L’objectif de ce projet est de développer, en concertation entre les experts, les acteurs de la décision et les représentants du territoire, une méthode d’analyse multicritères de caractérisation du territoire contaminé, utilisable par les gestionnaires du risque lié à un accident industriel impliquant des substances radioactives. Le projet PRIME est un partenariat entre l’IRSN, l’ASN/Division Rhône-Alpes, la CLI Marcoule Gard, l’INERIS et le Laboratoire d’Analyse et Modélisation de Systèmes pour l’Aide à la Décision (LAMSADE) de l’Université Paris-Dauphine.
La méthode choisie est basée sur la hiérarchisation des facteurs de la sensibilité radioécologique d’un territoire vis-à-vis d’une pollution radioactive. La zone étudiée se situe dans la basse vallée du Rhône dans un rayon d’une cinquantaine de kilomètres autour du site de Tricastin-Pierrelatte étendue au sud le long du fleuve Rhône en incluant la frange côtière de la Méditerranée.
La problématique étudiée comprend les questions suivantes : Est-ce qu’un territoire autour d’un site nucléaire n’est sensible à une pollution nucléaire accidentelle qu’en fonction de sa distance ou bien peut-on trouver des critères qui exprimeraient la variabilité de sa sensibilité selon la nature et l’usage des sols ? quels critères sont importants pour les personnes vivant sur le territoire et comment sont-ils pondérés entre-eux ? Quels critères sont utilisables pour prendre des décisions ? est-ce qu’une méthode multicritère peut être un bon outil pour mettre en forme et rendre visibles et accessibles ces données ?

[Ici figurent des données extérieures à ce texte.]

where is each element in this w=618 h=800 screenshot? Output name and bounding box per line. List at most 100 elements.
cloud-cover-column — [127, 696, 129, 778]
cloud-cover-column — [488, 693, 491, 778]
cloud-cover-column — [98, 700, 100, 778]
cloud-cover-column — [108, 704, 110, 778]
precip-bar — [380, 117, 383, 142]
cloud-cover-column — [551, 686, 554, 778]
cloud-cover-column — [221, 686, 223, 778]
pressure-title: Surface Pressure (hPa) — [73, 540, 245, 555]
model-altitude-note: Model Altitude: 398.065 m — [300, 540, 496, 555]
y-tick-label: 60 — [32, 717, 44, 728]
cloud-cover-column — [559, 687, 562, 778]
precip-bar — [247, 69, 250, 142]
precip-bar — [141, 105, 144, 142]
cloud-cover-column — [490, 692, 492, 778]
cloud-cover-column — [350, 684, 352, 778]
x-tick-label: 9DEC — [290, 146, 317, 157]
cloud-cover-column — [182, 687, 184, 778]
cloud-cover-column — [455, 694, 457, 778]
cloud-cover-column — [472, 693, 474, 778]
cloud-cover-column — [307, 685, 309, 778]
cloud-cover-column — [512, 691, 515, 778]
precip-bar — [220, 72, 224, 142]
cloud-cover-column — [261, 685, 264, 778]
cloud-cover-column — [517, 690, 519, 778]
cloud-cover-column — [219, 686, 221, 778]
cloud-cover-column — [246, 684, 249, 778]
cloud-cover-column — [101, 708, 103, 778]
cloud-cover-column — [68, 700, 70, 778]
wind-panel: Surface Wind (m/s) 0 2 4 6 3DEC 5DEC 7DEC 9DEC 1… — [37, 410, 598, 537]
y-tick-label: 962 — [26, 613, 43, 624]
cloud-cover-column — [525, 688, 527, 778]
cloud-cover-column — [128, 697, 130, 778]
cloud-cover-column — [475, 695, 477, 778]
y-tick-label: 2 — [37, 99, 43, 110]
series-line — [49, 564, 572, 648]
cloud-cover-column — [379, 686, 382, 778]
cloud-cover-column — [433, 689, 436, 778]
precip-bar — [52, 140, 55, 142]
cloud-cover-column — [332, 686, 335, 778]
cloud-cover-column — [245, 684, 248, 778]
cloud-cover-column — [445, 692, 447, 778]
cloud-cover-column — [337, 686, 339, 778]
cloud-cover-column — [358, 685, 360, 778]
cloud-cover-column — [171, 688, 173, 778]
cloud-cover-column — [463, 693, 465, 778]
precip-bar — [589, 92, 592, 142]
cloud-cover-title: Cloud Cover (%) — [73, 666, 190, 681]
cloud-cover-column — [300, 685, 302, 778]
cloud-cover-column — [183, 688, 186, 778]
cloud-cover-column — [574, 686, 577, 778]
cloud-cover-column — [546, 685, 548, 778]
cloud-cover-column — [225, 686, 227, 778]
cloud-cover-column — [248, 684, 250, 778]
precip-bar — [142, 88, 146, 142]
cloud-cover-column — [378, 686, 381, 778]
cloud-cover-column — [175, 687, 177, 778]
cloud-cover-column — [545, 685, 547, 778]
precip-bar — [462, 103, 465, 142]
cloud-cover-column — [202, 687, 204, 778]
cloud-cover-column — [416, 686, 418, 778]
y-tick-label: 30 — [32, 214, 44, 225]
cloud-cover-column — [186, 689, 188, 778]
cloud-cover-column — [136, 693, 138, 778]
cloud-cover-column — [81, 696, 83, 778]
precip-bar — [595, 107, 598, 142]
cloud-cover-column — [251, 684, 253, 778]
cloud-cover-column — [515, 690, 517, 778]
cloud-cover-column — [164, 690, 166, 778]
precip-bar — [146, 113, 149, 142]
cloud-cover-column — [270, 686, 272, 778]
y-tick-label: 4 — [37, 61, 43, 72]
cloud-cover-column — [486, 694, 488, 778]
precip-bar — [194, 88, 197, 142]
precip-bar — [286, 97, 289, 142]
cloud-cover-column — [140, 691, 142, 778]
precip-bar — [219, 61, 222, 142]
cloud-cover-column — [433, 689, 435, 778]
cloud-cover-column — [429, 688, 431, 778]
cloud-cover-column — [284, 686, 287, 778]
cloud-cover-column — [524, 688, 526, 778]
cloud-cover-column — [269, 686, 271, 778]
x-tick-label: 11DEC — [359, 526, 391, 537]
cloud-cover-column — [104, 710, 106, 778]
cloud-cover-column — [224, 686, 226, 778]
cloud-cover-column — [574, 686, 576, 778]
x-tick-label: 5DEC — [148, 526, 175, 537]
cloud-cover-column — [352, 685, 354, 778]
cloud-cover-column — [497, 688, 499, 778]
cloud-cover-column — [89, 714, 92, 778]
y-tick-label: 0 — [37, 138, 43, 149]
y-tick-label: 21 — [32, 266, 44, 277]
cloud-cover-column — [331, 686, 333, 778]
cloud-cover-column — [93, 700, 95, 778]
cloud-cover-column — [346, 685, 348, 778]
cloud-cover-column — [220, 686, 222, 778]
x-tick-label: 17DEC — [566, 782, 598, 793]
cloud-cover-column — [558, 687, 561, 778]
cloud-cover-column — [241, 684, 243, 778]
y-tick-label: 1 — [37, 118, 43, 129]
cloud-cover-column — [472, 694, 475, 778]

L’opérationnalité de cette application est recherchée en explorant plusieurs axes.
Equipe de recherche et mode de coordination
Un Comité de pilotage tripartite (représentants des experts scientifiques, représentants des acteurs de la décision et représentants des territoires) coordonnera l’ensemble du projet et prendra les principales décisions.
Les trois partenaires seront assistés par une organisation périphérique propre à chaque partenaire permettant de collecter l’ensemble des informations nécessaire à la mise en œuvre du projet PRIME. Les organisations périphériques pourront interférer entre les et avec l’ensemble des partenaires du projet au moyen de l’espace internet dédié au projet PRIME proposé par le MEDD.
La durée de la recherche est évaluée à 24 mois.
Par lettre du 12 mai 2006, la CLI Marcoule Gard a accepté d’être partenaire du projet de recherche PRIME.
La première réunion a eu lieu le mardi 11 septembre 2007 en Préfecture de Valence.